On Dec 9, 2018, at 2:17 PM, CALMELS, Thierry (SOGETI REGIONS SAS) <thierry.calmels.external@airbus.com> wrote:
We have an infrastucture using freeRadius 3 (freeradius-3.0.13-8) on RHEL7.5.
The infrastructure implements in front a layer “PROXY RADIUS” (not based on proxy.conf usage – thus we are using a custom proxy logic). The infrastructure works as expected.
The architecture is as follow:
Client NAS --> LB BigIP F5 --> Proxy FreeRADIUS --> LB BigIP F5 --> BackEnd FreeRADIUS
I'm not sure why you need two F5s, but OK.
However we want to improve monitoring made by F5 in front of the layer proxy Radius.

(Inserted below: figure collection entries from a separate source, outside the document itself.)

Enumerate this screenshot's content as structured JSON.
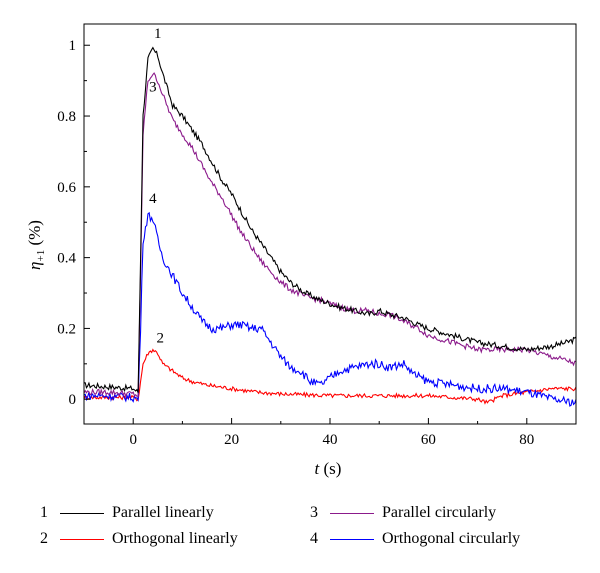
{
  "chart_data": {
    "type": "line",
    "xlabel_var": "t",
    "xlabel_unit": " (s)",
    "ylabel_main": "η",
    "ylabel_sub": "+1",
    "ylabel_unit": " (%)",
    "xlim": [
      -10,
      90
    ],
    "ylim": [
      -0.07,
      1.06
    ],
    "xticks": [
      "0",
      "20",
      "40",
      "60",
      "80"
    ],
    "yticks": [
      "0",
      "0.2",
      "0.4",
      "0.6",
      "0.8",
      "1"
    ],
    "grid": false,
    "legend_placement": "bottom",
    "series": [
      {
        "name": "Parallel linearly",
        "label": "1",
        "color": "#000000",
        "noise": 0.008,
        "points": [
          [
            -10,
            0.04
          ],
          [
            -5,
            0.035
          ],
          [
            0,
            0.03
          ],
          [
            1,
            0.02
          ],
          [
            1.5,
            0.4
          ],
          [
            2,
            0.8
          ],
          [
            3,
            0.96
          ],
          [
            4,
            0.99
          ],
          [
            5,
            0.97
          ],
          [
            6,
            0.92
          ],
          [
            8,
            0.83
          ],
          [
            10,
            0.8
          ],
          [
            12,
            0.76
          ],
          [
            14,
            0.72
          ],
          [
            16,
            0.67
          ],
          [
            18,
            0.62
          ],
          [
            20,
            0.58
          ],
          [
            22,
            0.53
          ],
          [
            24,
            0.48
          ],
          [
            26,
            0.44
          ],
          [
            28,
            0.4
          ],
          [
            30,
            0.36
          ],
          [
            32,
            0.33
          ],
          [
            35,
            0.3
          ],
          [
            38,
            0.28
          ],
          [
            40,
            0.27
          ],
          [
            42,
            0.26
          ],
          [
            45,
            0.25
          ],
          [
            48,
            0.24
          ],
          [
            50,
            0.25
          ],
          [
            52,
            0.24
          ],
          [
            55,
            0.23
          ],
          [
            58,
            0.21
          ],
          [
            60,
            0.2
          ],
          [
            65,
            0.18
          ],
          [
            70,
            0.16
          ],
          [
            75,
            0.15
          ],
          [
            80,
            0.14
          ],
          [
            85,
            0.15
          ],
          [
            88,
            0.16
          ],
          [
            90,
            0.17
          ]
        ]
      },
      {
        "name": "Orthogonal linearly",
        "label": "2",
        "color": "#ff0000",
        "noise": 0.006,
        "points": [
          [
            -10,
            0.005
          ],
          [
            -5,
            0.005
          ],
          [
            0,
            0.005
          ],
          [
            1,
            0.0
          ],
          [
            1.5,
            0.05
          ],
          [
            2,
            0.1
          ],
          [
            3,
            0.13
          ],
          [
            4,
            0.14
          ],
          [
            5,
            0.13
          ],
          [
            6,
            0.1
          ],
          [
            8,
            0.08
          ],
          [
            10,
            0.06
          ],
          [
            12,
            0.05
          ],
          [
            15,
            0.04
          ],
          [
            20,
            0.03
          ],
          [
            25,
            0.02
          ],
          [
            30,
            0.015
          ],
          [
            40,
            0.01
          ],
          [
            50,
            0.01
          ],
          [
            60,
            0.01
          ],
          [
            65,
            0.005
          ],
          [
            70,
            0.0
          ],
          [
            72,
            -0.01
          ],
          [
            75,
            0.01
          ],
          [
            80,
            0.02
          ],
          [
            85,
            0.03
          ],
          [
            90,
            0.03
          ]
        ]
      },
      {
        "name": "Parallel circularly",
        "label": "3",
        "color": "#8b1a8b",
        "noise": 0.008,
        "points": [
          [
            -10,
            0.02
          ],
          [
            -5,
            0.02
          ],
          [
            0,
            0.015
          ],
          [
            1,
            0.01
          ],
          [
            1.5,
            0.35
          ],
          [
            2,
            0.75
          ],
          [
            3,
            0.9
          ],
          [
            4,
            0.92
          ],
          [
            5,
            0.9
          ],
          [
            6,
            0.86
          ],
          [
            8,
            0.79
          ],
          [
            10,
            0.75
          ],
          [
            12,
            0.71
          ],
          [
            14,
            0.66
          ],
          [
            16,
            0.61
          ],
          [
            18,
            0.57
          ],
          [
            20,
            0.52
          ],
          [
            22,
            0.47
          ],
          [
            24,
            0.43
          ],
          [
            26,
            0.39
          ],
          [
            28,
            0.36
          ],
          [
            30,
            0.33
          ],
          [
            32,
            0.31
          ],
          [
            35,
            0.29
          ],
          [
            38,
            0.28
          ],
          [
            40,
            0.27
          ],
          [
            42,
            0.26
          ],
          [
            45,
            0.25
          ],
          [
            48,
            0.25
          ],
          [
            50,
            0.24
          ],
          [
            52,
            0.24
          ],
          [
            55,
            0.22
          ],
          [
            58,
            0.2
          ],
          [
            60,
            0.18
          ],
          [
            65,
            0.16
          ],
          [
            70,
            0.14
          ],
          [
            75,
            0.14
          ],
          [
            80,
            0.14
          ],
          [
            85,
            0.12
          ],
          [
            88,
            0.11
          ],
          [
            90,
            0.1
          ]
        ]
      },
      {
        "name": "Orthogonal circularly",
        "label": "4",
        "color": "#0000ff",
        "noise": 0.012,
        "points": [
          [
            -10,
            0.01
          ],
          [
            -5,
            0.01
          ],
          [
            0,
            0.005
          ],
          [
            1,
            0.0
          ],
          [
            1.5,
            0.2
          ],
          [
            2,
            0.45
          ],
          [
            3,
            0.52
          ],
          [
            4,
            0.51
          ],
          [
            5,
            0.45
          ],
          [
            6,
            0.4
          ],
          [
            8,
            0.35
          ],
          [
            10,
            0.3
          ],
          [
            12,
            0.26
          ],
          [
            14,
            0.22
          ],
          [
            16,
            0.2
          ],
          [
            18,
            0.2
          ],
          [
            20,
            0.21
          ],
          [
            22,
            0.21
          ],
          [
            24,
            0.2
          ],
          [
            26,
            0.2
          ],
          [
            28,
            0.16
          ],
          [
            30,
            0.12
          ],
          [
            32,
            0.09
          ],
          [
            34,
            0.08
          ],
          [
            36,
            0.05
          ],
          [
            38,
            0.04
          ],
          [
            40,
            0.06
          ],
          [
            42,
            0.08
          ],
          [
            45,
            0.09
          ],
          [
            48,
            0.1
          ],
          [
            50,
            0.1
          ],
          [
            52,
            0.09
          ],
          [
            55,
            0.1
          ],
          [
            57,
            0.07
          ],
          [
            60,
            0.05
          ],
          [
            65,
            0.04
          ],
          [
            70,
            0.03
          ],
          [
            75,
            0.03
          ],
          [
            80,
            0.02
          ],
          [
            85,
            0.0
          ],
          [
            90,
            -0.01
          ]
        ]
      }
    ]
  }
}
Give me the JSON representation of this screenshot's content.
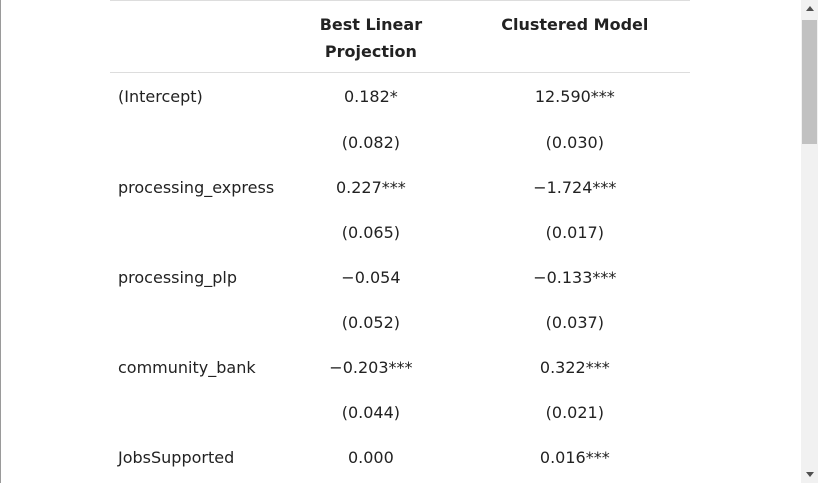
{
  "table": {
    "headers": [
      "",
      "Best Linear\nProjection",
      "Clustered Model"
    ],
    "rows": [
      {
        "label": "(Intercept)",
        "col1": "0.182*",
        "col2": "12.590***"
      },
      {
        "label": "",
        "col1": "(0.082)",
        "col2": "(0.030)"
      },
      {
        "label": "processing_express",
        "col1": "0.227***",
        "col2": "−1.724***"
      },
      {
        "label": "",
        "col1": "(0.065)",
        "col2": "(0.017)"
      },
      {
        "label": "processing_plp",
        "col1": "−0.054",
        "col2": "−0.133***"
      },
      {
        "label": "",
        "col1": "(0.052)",
        "col2": "(0.037)"
      },
      {
        "label": "community_bank",
        "col1": "−0.203***",
        "col2": "0.322***"
      },
      {
        "label": "",
        "col1": "(0.044)",
        "col2": "(0.021)"
      },
      {
        "label": "JobsSupported",
        "col1": "0.000",
        "col2": "0.016***"
      }
    ]
  },
  "scrollbar": {
    "up_icon": "triangle-up-icon",
    "down_icon": "triangle-down-icon"
  }
}
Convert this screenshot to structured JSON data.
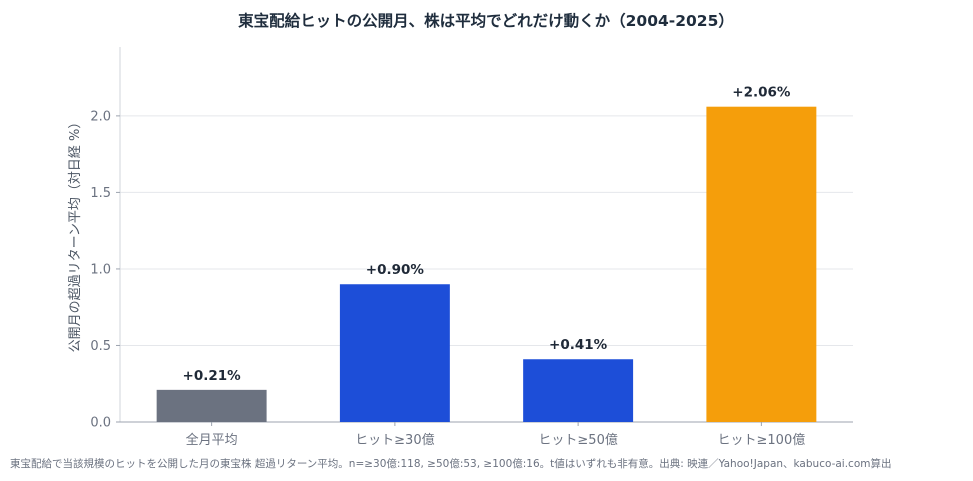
{
  "chart_data": {
    "type": "bar",
    "title": "東宝配給ヒットの公開月、株は平均でどれだけ動くか（2004-2025）",
    "ylabel": "公開月の超過リターン平均（対日経 %）",
    "xlabel": "",
    "categories": [
      "全月平均",
      "ヒット≥30億",
      "ヒット≥50億",
      "ヒット≥100億"
    ],
    "values": [
      0.21,
      0.9,
      0.41,
      2.06
    ],
    "value_labels": [
      "+0.21%",
      "+0.90%",
      "+0.41%",
      "+2.06%"
    ],
    "bar_colors": [
      "#6b7280",
      "#1d4ed8",
      "#1d4ed8",
      "#f59e0b"
    ],
    "ylim": [
      0,
      2.45
    ],
    "yticks": [
      0.0,
      0.5,
      1.0,
      1.5,
      2.0
    ],
    "ytick_labels": [
      "0.0",
      "0.5",
      "1.0",
      "1.5",
      "2.0"
    ],
    "grid": true,
    "footnote": "東宝配給で当該規模のヒットを公開した月の東宝株 超過リターン平均。n=≥30億:118, ≥50億:53, ≥100億:16。t値はいずれも非有意。出典: 映連／Yahoo!Japan、kabuco-ai.com算出"
  }
}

For that, we have configured a Radius profile on the F5, based on username/password declared in the /etc/raddb/users files.
healthcheckVIP Auth-Type:=Accept, User-Password=="my_password "
Unfortunately, this configuration works only if the healthcheckVIP account is declared on the BackEnd FreeRADIUS!
Only if you configure the proxy to send *all* traffic to the backend. If you configure the proxy to reply to the F5 for local users, it should work.
The account declared on Proxy is not taken in account. I didn’t find any solution/setting to block the radius request at layer proxy when the account is found and credentials confirmed.
You didn't say how *else* you configured the server. i.e. how did you configure it to proxy requests? You're not using proxy.conf, so what *are* you using? Alan DeKok.